Yet if recent lessons from sporting safety reforms help explain anything, the prospect is not wholly encouraging for the individual boxer. PBC has modeled itself on the success of the Ultimate Fighting Championship (UFC), the dominant corporate entity governing the much younger combat sport of mixed martial arts. In addition to buying out promotional rivals, UFC marketed its major reforms to the sport’s rules and safety regulations through exposure on network television, as David Carter writes in Money Games: Profiting from the Convergence of Sports and Entertainment, as part of a coordinated plan to persuade states to overturn bans on the sport in the late 1990s. After using the improvement of injury statistics from the rule changes to draw more fighters and viewers into the sport, the organization has come under criticism for its low base wages and its apparently arbitrary distribution of wage bonuses. The economy for both combat sports reflects a familiar principle of capitalism: management’s investment in workers extends only to their ability to continue to work. Like its sister monopsony, PBC is leveraging potential employee risk (and the data that comes from studying that risk) to guarantee corporate profit.
Team sports have dealt with these power struggles with labor unions. However, the barriers to unionizing individual sports like boxing are large for many reasons: lack of solidarity from team camaraderie, lack of time with other athletes due to the irregular schedule, rapid and unpredictable turnover in promotional agreements, and tradition. Boxing also has a singularly paternalistic culture that comes from the hierarchy of manager and promoter relations. Local attempts in the United States to form labor unions and pension funds for professional boxers have run aground on these basic problems. (Trade unions in boxing have had more success in Great Britain, where a central body, the British Boxing Board of Control, governs the sport.)
Then there is an existential question: does boxing’s inherent danger undermine one major goal of labor unions in collective bargaining? Recent studies over the long-term effects of concussions on NFL players have raised questions about the viability of football as a sport. The NFL Players’ Association negotiated a massive outlay of $100 million for brain research in its 2011 collective bargaining agreement with the league. Likewise, trade unions in heavy industry, mining, and other dangerous occupations historically negotiated safety policies for occupational hazards they deemed to be improvable—that is, incidental rather than essential to the core tasks of the profession. Boxing is unique in this respect among occupations and among sports: its fundamental objective is physical damage to another fighter. It is not clear that there could be a possible consensus position, even among fighters and trainers, on what might be a permissible level of physical abuse for a fighter to take over a night, or over a career.

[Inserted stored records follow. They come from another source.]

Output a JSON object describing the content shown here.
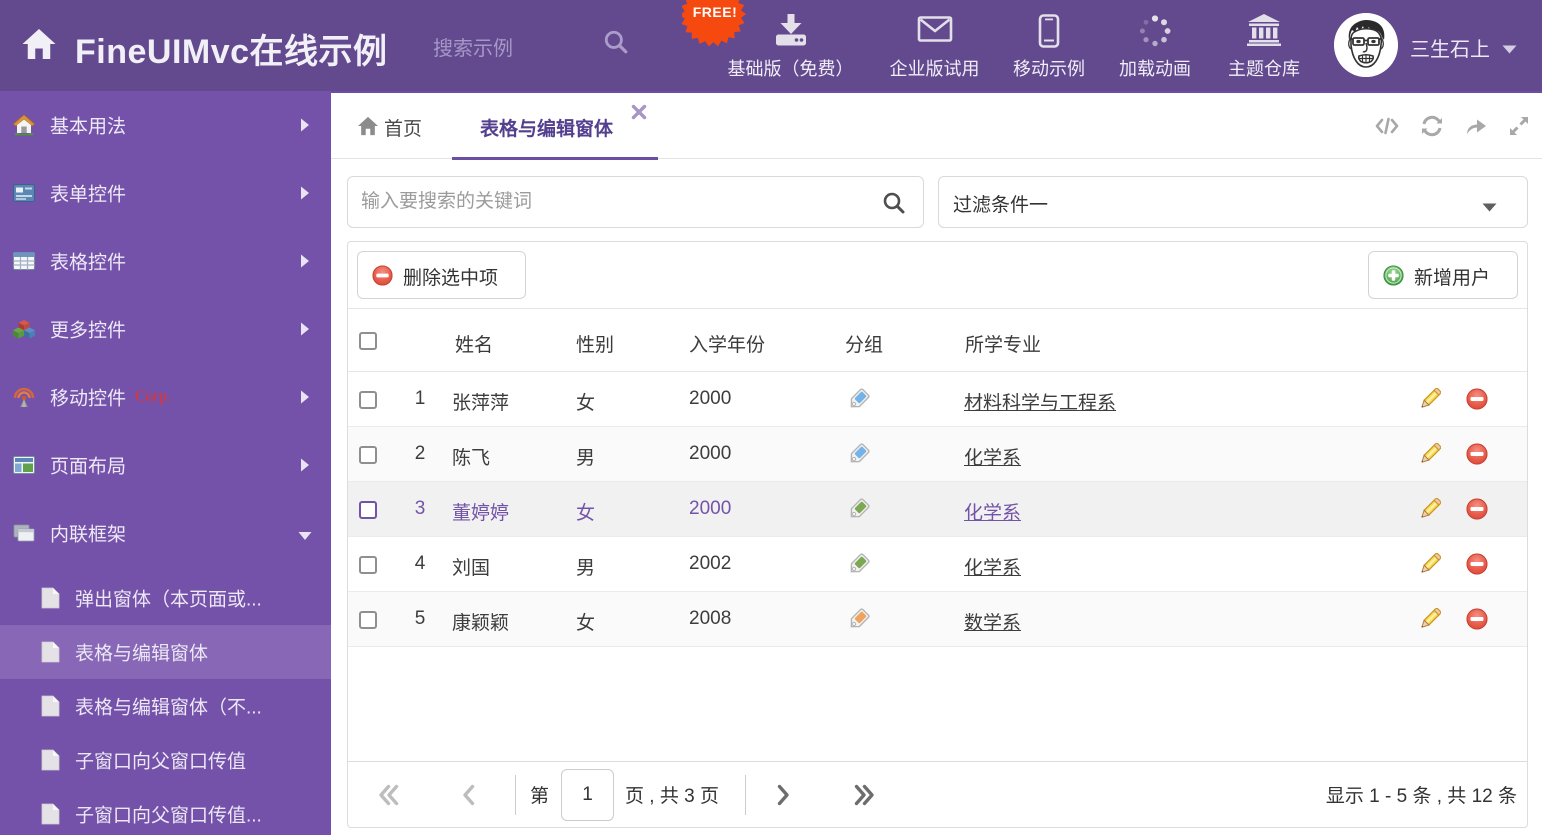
{
  "app": {
    "title": "FineUIMvc在线示例"
  },
  "header": {
    "search_placeholder": "搜索示例",
    "free_badge": "FREE!",
    "nav": [
      {
        "label": "基础版（免费）",
        "icon": "download-icon"
      },
      {
        "label": "企业版试用",
        "icon": "envelope-icon"
      },
      {
        "label": "移动示例",
        "icon": "mobile-icon"
      },
      {
        "label": "加载动画",
        "icon": "spinner-icon"
      },
      {
        "label": "主题仓库",
        "icon": "bank-icon"
      }
    ],
    "user": {
      "name": "三生石上"
    }
  },
  "sidebar": {
    "items": [
      {
        "label": "基本用法",
        "icon": "home-icon",
        "expanded": false
      },
      {
        "label": "表单控件",
        "icon": "form-icon",
        "expanded": false
      },
      {
        "label": "表格控件",
        "icon": "grid-icon",
        "expanded": false
      },
      {
        "label": "更多控件",
        "icon": "blocks-icon",
        "expanded": false
      },
      {
        "label": "移动控件",
        "icon": "signal-icon",
        "badge": "Corp.",
        "expanded": false
      },
      {
        "label": "页面布局",
        "icon": "layout-icon",
        "expanded": false
      },
      {
        "label": "内联框架",
        "icon": "frames-icon",
        "expanded": true
      }
    ],
    "subitems": [
      {
        "label": "弹出窗体（本页面或...",
        "active": false
      },
      {
        "label": "表格与编辑窗体",
        "active": true
      },
      {
        "label": "表格与编辑窗体（不...",
        "active": false
      },
      {
        "label": "子窗口向父窗口传值",
        "active": false
      },
      {
        "label": "子窗口向父窗口传值...",
        "active": false
      }
    ]
  },
  "tabs": {
    "home_label": "首页",
    "active_label": "表格与编辑窗体"
  },
  "filters": {
    "search_placeholder": "输入要搜索的关键词",
    "dropdown_value": "过滤条件一"
  },
  "toolbar": {
    "delete_label": "删除选中项",
    "add_label": "新增用户"
  },
  "table": {
    "columns": [
      "姓名",
      "性别",
      "入学年份",
      "分组",
      "所学专业"
    ],
    "rows": [
      {
        "index": "1",
        "name": "张萍萍",
        "gender": "女",
        "year": "2000",
        "tag_color": "blue",
        "major": "材料科学与工程系",
        "selected": false
      },
      {
        "index": "2",
        "name": "陈飞",
        "gender": "男",
        "year": "2000",
        "tag_color": "blue",
        "major": "化学系",
        "selected": false
      },
      {
        "index": "3",
        "name": "董婷婷",
        "gender": "女",
        "year": "2000",
        "tag_color": "green",
        "major": "化学系",
        "selected": true
      },
      {
        "index": "4",
        "name": "刘国",
        "gender": "男",
        "year": "2002",
        "tag_color": "green",
        "major": "化学系",
        "selected": false
      },
      {
        "index": "5",
        "name": "康颖颖",
        "gender": "女",
        "year": "2008",
        "tag_color": "orange",
        "major": "数学系",
        "selected": false
      }
    ]
  },
  "pagination": {
    "first_label": "第",
    "page": "1",
    "pages_label": "页 , 共 3 页",
    "summary": "显示 1 - 5 条 , 共 12 条"
  },
  "colors": {
    "header_bg": "#63498e",
    "sidebar_bg": "#7452aa",
    "sidebar_active_bg": "#8565b2",
    "accent_purple": "#6a4fa3",
    "free_badge_orange": "#f5490f",
    "corp_red": "#e8322c",
    "tag_blue": "#74b3e8",
    "tag_green": "#7ca853",
    "tag_orange": "#f0a35e",
    "delete_red": "#e2574c",
    "add_green": "#57a957",
    "selected_text": "#7353a7"
  }
}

For now, an organized union of professional boxers that works for labor reforms and basic life improvements for its members seens unimaginable. This may be because there has been no single, centralized adversary against whom to struggle. “The trade union,” Joseph Schlossberg writes in his classic The Workers and Their World, “cannot help fighting a single enemy. Its attack is aimed against the individual foe only.” The fantastic success of the Major League Baseball Players’ Association, by some accounts the single most powerful union in the United States, came partially from the political boon of a well-defined enemy: the reserve clause, a longstanding standard contractual clause that bound a baseball player to his team in perpetuity. From this rallying cry, the MLBPA was successful in securing the rights of free agency and minimum salaries to all professional baseball players in the 1960s, as sporting historian Steven A. Reiss writes, through the creation of a legal structure of grievance procedures.
Until now, professional boxing has had no obvious injustice, no reserve clause of its own, that has been able to serve as the impetus for collective action by individual boxers. But the promise of new money, a new system, and the labor problems that come with these, may change that. Al Haymon, who has been criticized in the past for his cavalier attitudes to boxing tradition, may have established in Premier Boxing Champions the bogeyman that a real labor movement needs.